Any comments on experiences with these tires would be great.

thanks


----------



## Mike T. (Feb 3, 2004)

johnnydm said:


> Grand Prix all season tires.


If you mean Conti GP 4-Season be wary of this - I wanted 28mm tires for my dirt road bike so I ordered those Contis. On installation they seemed quite narrow. I measured them and they were 25mm wide. Strangely, my 25mm Vittoria Open Corsa Evo CX on my road bike measure 26mm. Go figure.

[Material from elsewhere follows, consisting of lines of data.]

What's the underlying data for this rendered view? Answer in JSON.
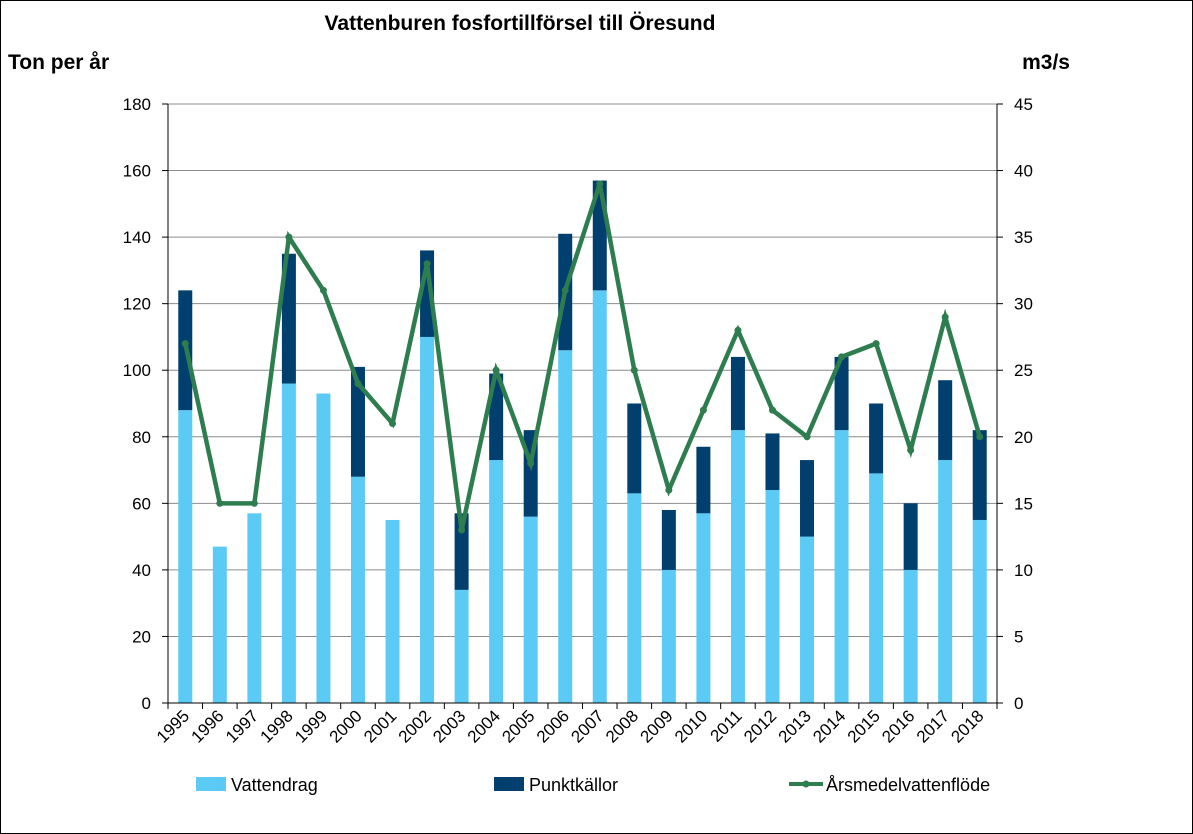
{
  "chart_data": {
    "type": "bar",
    "title": "Vattenburen fosfortillförsel till Öresund",
    "ylabel": "Ton per år",
    "y2label": "m3/s",
    "ylim": [
      0,
      180
    ],
    "y2lim": [
      0,
      45
    ],
    "yticks": [
      0,
      20,
      40,
      60,
      80,
      100,
      120,
      140,
      160,
      180
    ],
    "y2ticks": [
      0,
      5,
      10,
      15,
      20,
      25,
      30,
      35,
      40,
      45
    ],
    "grid": true,
    "stacked": true,
    "legend_position": "bottom",
    "categories": [
      "1995",
      "1996",
      "1997",
      "1998",
      "1999",
      "2000",
      "2001",
      "2002",
      "2003",
      "2004",
      "2005",
      "2006",
      "2007",
      "2008",
      "2009",
      "2010",
      "2011",
      "2012",
      "2013",
      "2014",
      "2015",
      "2016",
      "2017",
      "2018"
    ],
    "series": [
      {
        "name": "Vattendrag",
        "kind": "bar",
        "axis": "left",
        "color": "#5BCBF5",
        "values": [
          88,
          47,
          57,
          96,
          93,
          68,
          55,
          110,
          34,
          73,
          56,
          106,
          124,
          63,
          40,
          57,
          82,
          64,
          50,
          82,
          69,
          40,
          73,
          55
        ]
      },
      {
        "name": "Punktkällor",
        "kind": "bar",
        "axis": "left",
        "color": "#003F6E",
        "values": [
          36,
          0,
          0,
          39,
          0,
          33,
          0,
          26,
          23,
          26,
          26,
          35,
          33,
          27,
          18,
          20,
          22,
          17,
          23,
          22,
          21,
          20,
          24,
          27
        ]
      },
      {
        "name": "Årsmedelvattenflöde",
        "kind": "line",
        "axis": "right",
        "color": "#2E7D4F",
        "values": [
          27,
          15,
          15,
          35,
          31,
          24,
          21,
          33,
          13,
          25,
          18,
          31,
          39,
          25,
          16,
          22,
          28,
          22,
          20,
          26,
          27,
          19,
          29,
          20
        ]
      }
    ]
  }
}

So my dirt road tires are narrower than my road bike tires.


----------



## johnnydm (Mar 11, 2010)

Thanks Mike for the info. 

I plan to mount them on my Fulcrum 7s, which believe are 20.5 mm wide rim. I think the Paves are actually wider than the 24mm. Iam kind of leaning towards the GP 4- Season, they claimed better rolling resistance because I will also use them on some pavement. Not sure if makes a huge difference than the Gatorskins.


----------



## drewskey (Jun 3, 2011)

Hey Johnnydm,

I have used both EVO Open CX IIs and Gatorskins on gravel. The evo are 25 and the gators are 23, so there is that to consider. BUT the main takeaway is that the evos ride better, but like you say, pit. This ride quality is probably due to the size. There is a chance of flatting. 
The gators are nearly indestructable, but harsher. For me, I go with a little harsher.


----------